Investigating the mechanisms of focused ultrasound mediated neural plasticity using magnetic resonance spectroscopy
Magnetic resonance spectroscopy (MRS) is a technique that non-invasively measures molecular metabolite concentrations in the brain. MRS has been shown to be able to detect changes in excitatory and inhibitory neurotransmitter levels following the application of neuromodulatory techniques that target superficial regions of the brain like transcranial magnetic or electric stimulation.
Transcranial focused ultrasound (TUS) is an emerging technique that can modulate brain activity in deep brain regions with high spatial specificity. The biomechanisms by which TUS induces excitatory or inhibitory activity are still poorly understood. Combining TUS with MRS can shed light on how TUS affects measures of neurotransmission and help us understand the effects of TUS on cognition and behaviour in deep brain regions.
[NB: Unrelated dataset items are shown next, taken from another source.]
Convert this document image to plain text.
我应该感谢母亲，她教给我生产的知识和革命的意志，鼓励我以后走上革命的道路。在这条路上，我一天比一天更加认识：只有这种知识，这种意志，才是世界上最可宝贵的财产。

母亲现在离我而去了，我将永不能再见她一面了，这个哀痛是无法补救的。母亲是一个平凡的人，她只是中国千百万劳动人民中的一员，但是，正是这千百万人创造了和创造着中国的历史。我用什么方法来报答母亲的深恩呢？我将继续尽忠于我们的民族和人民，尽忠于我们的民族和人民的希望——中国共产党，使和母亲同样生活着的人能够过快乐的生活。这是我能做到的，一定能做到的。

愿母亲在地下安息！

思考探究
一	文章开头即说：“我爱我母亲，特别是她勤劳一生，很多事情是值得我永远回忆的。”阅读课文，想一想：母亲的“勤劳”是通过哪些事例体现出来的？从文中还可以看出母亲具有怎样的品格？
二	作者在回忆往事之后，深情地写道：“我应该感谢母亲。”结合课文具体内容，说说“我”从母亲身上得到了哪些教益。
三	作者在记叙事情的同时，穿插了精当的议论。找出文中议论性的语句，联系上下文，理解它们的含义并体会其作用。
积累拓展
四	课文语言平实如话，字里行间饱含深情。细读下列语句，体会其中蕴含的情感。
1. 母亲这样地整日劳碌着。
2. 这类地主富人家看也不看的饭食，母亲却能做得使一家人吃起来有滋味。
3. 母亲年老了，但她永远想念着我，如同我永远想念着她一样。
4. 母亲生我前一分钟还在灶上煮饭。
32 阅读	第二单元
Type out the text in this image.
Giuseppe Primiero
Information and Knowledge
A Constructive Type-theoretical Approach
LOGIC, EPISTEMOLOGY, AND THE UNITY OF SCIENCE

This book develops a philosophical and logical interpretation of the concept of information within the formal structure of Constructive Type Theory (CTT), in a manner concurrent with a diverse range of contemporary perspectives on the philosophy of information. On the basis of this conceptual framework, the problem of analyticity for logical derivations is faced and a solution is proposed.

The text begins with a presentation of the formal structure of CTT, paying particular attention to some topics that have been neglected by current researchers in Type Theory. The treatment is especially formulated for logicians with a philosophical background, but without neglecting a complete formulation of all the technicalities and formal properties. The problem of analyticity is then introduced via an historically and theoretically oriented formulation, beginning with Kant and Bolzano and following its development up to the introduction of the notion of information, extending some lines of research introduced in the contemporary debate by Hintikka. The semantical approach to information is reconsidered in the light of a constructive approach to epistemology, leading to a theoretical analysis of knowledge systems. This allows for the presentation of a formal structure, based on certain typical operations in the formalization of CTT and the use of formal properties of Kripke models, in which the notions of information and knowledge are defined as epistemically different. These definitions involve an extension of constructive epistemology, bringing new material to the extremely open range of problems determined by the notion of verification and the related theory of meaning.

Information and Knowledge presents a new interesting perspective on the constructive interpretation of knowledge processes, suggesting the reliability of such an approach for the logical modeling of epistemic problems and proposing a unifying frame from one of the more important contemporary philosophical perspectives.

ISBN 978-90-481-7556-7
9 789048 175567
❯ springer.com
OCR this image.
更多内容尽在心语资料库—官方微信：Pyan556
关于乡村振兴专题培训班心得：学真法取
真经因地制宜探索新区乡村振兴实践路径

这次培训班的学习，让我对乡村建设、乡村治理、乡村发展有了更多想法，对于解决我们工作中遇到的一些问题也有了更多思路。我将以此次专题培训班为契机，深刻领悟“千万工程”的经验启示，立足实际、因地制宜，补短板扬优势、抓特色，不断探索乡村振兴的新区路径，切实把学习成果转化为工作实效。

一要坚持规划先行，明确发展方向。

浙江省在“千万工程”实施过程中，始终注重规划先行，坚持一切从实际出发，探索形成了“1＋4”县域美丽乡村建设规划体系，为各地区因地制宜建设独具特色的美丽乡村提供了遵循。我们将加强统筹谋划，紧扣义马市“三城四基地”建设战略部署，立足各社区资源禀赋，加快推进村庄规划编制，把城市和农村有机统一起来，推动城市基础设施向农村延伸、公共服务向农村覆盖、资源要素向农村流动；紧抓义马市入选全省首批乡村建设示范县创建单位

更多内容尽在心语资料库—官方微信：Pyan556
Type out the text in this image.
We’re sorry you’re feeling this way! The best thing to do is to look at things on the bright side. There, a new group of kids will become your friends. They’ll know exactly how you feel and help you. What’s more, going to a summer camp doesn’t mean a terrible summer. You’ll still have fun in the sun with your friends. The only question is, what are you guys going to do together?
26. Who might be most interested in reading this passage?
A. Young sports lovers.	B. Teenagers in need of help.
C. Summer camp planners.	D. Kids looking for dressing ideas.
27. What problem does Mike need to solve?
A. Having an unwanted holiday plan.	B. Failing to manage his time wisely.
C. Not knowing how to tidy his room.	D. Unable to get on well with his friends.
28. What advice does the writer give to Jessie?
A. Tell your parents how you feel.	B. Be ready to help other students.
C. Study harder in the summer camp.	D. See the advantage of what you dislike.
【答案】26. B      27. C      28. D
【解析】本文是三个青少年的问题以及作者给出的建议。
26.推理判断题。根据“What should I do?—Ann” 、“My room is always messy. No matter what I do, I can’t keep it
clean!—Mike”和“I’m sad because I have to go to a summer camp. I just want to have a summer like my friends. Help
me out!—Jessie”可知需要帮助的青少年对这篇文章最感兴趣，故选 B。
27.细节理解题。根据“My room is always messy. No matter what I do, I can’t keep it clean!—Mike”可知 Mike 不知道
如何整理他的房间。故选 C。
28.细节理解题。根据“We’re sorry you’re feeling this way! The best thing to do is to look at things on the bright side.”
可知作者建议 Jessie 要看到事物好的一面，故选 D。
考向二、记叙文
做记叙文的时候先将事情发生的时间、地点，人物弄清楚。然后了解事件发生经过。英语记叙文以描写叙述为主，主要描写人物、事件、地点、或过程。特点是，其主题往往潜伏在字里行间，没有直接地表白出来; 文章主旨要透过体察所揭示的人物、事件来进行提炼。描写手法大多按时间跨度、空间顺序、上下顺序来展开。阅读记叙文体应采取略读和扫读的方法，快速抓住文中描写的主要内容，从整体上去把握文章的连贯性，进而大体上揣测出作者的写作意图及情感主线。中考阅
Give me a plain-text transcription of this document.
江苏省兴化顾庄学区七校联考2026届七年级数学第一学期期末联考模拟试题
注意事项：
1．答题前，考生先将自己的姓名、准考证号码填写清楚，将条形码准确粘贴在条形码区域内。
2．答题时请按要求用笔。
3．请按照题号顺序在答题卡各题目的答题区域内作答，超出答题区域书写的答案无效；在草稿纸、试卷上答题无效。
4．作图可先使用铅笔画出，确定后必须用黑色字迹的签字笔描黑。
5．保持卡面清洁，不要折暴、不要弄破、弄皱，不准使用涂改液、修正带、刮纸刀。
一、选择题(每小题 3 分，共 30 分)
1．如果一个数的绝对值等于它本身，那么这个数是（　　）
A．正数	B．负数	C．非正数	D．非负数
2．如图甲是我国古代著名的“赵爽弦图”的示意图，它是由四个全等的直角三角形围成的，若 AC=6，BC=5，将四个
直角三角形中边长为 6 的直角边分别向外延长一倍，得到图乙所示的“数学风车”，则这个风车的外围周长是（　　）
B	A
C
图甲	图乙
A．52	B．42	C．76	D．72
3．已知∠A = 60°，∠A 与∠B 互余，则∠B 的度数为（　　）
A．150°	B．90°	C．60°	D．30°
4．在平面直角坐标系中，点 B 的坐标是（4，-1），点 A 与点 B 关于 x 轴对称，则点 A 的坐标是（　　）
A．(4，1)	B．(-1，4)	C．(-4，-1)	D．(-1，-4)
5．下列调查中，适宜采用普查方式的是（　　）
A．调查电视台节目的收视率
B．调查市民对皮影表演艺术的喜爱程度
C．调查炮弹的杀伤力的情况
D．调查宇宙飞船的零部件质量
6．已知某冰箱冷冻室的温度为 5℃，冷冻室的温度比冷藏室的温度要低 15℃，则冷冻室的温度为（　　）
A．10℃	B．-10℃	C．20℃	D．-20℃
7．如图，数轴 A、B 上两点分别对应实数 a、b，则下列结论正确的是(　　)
This research project aims to further our understanding of the bioeffects of TUS neuromodulation at the molecular level. We plan to quantify changes in excitatory (Glutamate) and inhibitory (GABA) neurotransmitter levels in specific brain regions using MRS after applying TUS to these regions. We will also investigate whole-brain functional connectivity changes related to TUS using functional MR imaging. This project will inform our future studies on understanding decision making in humans.
Left: TUS beam (in colour) and proposed MRS measurement location (in white) on a structural MR image. Right: MRS spectrum showing relative neurotransmitter levels.